Underneath Eliza’s snarky comments is a real grievance about the literary establishment (though she, too, is secretly writing a novel). Writers are thieves who create novels from ‘worn cloth and stolen truth […] more and more the whole practice wearied her, even to the point of disgust’. The line between Arthur Orton’s identity theft and William Ainsworth’s novels is membrane-thin—both men take memories, ideas and stories of others to spin it as their own, for their personal gain and profit.
Smith takes the self-serious English literary canon and disrupts it through satire, irony and humour.
Such stories of deceit are scattered across Smith’s books. In NW, the protagonist’s father shows him a photographic collection of his life in Garvey House in the 1970s, a council estate on which he still lives. Though the images evoke nostalgia, the father is frustrated that it costs ‘twenty-nine quid!’ and that a white man took photographs without consent or payment—another unfulfilled reparation:
‘How you gonna just sell that under English law? There’s no way. In a public building from the council? I don’t think so. Go to the library, look at the law books. Where’s my money? He’s selling my image on the Internets? My image? I don’t think so. Where’s my rights under the English law?’
The legal system works as system of trust, good faith and promise, constructed to deliver justice. But when it’s used to legitimise British colonisation (the Crown’s acceptance of terra nullius or the East India Company’s expansion into India are some examples), it’s obvious this ‘fairness’ applies only to a select group. Although Britain prides itself on being the first country to abolish slavery (William feels ‘our debt to the African is surely paid in full’), it fails to remember how Parliament legislated compensation to slave owners for their loss of ‘property’ in the years that followed.
A believer of this justice system, Eliza takes pride in her abolition work and ‘liberal passions’. Yet beneath this veneer, she displays a different, more insidious strain of racism, at least next to William’s; Eliza is ‘astonished’ at Bogle’s articulate questioning of the justice system and patronises his arguments as she ‘raised her eyebrows, like a teacher surprised at a bright student’. For Henry, it’s clear that the law is a farce:
‘Where does this come from? This power? To bestow freedom. Every Englishman I meet seems to think he has it.’

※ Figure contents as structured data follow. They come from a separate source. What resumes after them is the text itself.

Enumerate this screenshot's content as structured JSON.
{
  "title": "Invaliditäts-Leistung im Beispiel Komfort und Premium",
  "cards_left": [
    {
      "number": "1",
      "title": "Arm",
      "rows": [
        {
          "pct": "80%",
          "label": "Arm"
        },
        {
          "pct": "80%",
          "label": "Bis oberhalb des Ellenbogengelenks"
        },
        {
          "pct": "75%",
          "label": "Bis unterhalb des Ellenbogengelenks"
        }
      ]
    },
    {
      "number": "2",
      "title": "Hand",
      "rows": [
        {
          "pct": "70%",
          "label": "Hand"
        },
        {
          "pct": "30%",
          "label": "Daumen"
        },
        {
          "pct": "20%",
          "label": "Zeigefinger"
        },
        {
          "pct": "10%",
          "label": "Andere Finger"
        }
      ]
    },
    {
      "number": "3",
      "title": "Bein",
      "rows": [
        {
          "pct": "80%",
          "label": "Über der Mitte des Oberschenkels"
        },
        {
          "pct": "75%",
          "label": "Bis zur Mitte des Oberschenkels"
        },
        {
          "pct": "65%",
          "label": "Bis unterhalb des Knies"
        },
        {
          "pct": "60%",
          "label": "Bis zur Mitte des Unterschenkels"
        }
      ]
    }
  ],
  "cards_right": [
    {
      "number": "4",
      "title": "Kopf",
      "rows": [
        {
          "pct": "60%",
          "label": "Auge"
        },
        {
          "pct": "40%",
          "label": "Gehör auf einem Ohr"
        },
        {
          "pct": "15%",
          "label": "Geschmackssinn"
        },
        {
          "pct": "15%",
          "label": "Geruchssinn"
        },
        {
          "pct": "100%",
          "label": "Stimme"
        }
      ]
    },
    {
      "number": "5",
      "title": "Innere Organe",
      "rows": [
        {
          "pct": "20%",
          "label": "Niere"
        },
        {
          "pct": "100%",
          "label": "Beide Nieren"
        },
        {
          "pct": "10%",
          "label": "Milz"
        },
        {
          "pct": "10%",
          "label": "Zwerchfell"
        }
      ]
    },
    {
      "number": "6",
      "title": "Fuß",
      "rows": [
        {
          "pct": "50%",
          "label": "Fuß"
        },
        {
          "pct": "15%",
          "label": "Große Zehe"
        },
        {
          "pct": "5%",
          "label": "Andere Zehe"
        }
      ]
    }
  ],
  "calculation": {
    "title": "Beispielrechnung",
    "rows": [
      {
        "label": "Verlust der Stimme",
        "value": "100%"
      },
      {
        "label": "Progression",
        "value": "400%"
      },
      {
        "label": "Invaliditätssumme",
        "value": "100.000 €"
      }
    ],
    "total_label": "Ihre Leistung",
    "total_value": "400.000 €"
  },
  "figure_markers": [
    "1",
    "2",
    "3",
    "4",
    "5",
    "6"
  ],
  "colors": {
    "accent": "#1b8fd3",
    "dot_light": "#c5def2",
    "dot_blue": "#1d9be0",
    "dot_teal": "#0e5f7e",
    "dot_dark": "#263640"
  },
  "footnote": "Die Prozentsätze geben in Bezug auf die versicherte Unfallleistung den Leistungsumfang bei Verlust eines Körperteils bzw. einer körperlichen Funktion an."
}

This criticism of the English legal system is further interrogated in The Fraud as the Tichborne case unfolds. Towards the end of court proceedings, ‘it occurred to Mrs Touchet that the law—much as she idealised it in her own mind—did not itself have sufficient rules, and some of the ones it had felt somewhat arbitrary’. Here, England’s facade falls apart. Although the Slavery Abolition Act passed in the British parliament in 1833, the novel depicts deeply distressing details of its continuation in colonial Jamaica for a further four years. Cotton from the Caribbean continued to arrive in Manchester. Eliza’s annual pension is revealed to be ‘sugar money’ through her dead husband.
Underneath Eliza’s snarky comments is a real grievance about the literary establishment.
We can see how Smith’s preoccupations have amalgamated, coming to the fore much more clearly in this new work. The lessons of the Tichborne case appear in NW’s contemporary setting too, when a university professor delivers a lecture to law students:
‘Hundreds of witnesses stand in the dock: good friends, ex-teachers, ex-nurses, ex-lovers. They all say: That’s Tichborne. The man’s own mother gets up there and points: That’s my son. Reason tells us the real Tichborne could speak French. And yet. And when “reason prevailed”, why did people riot in the streets. Don’t put too much faith in reason.’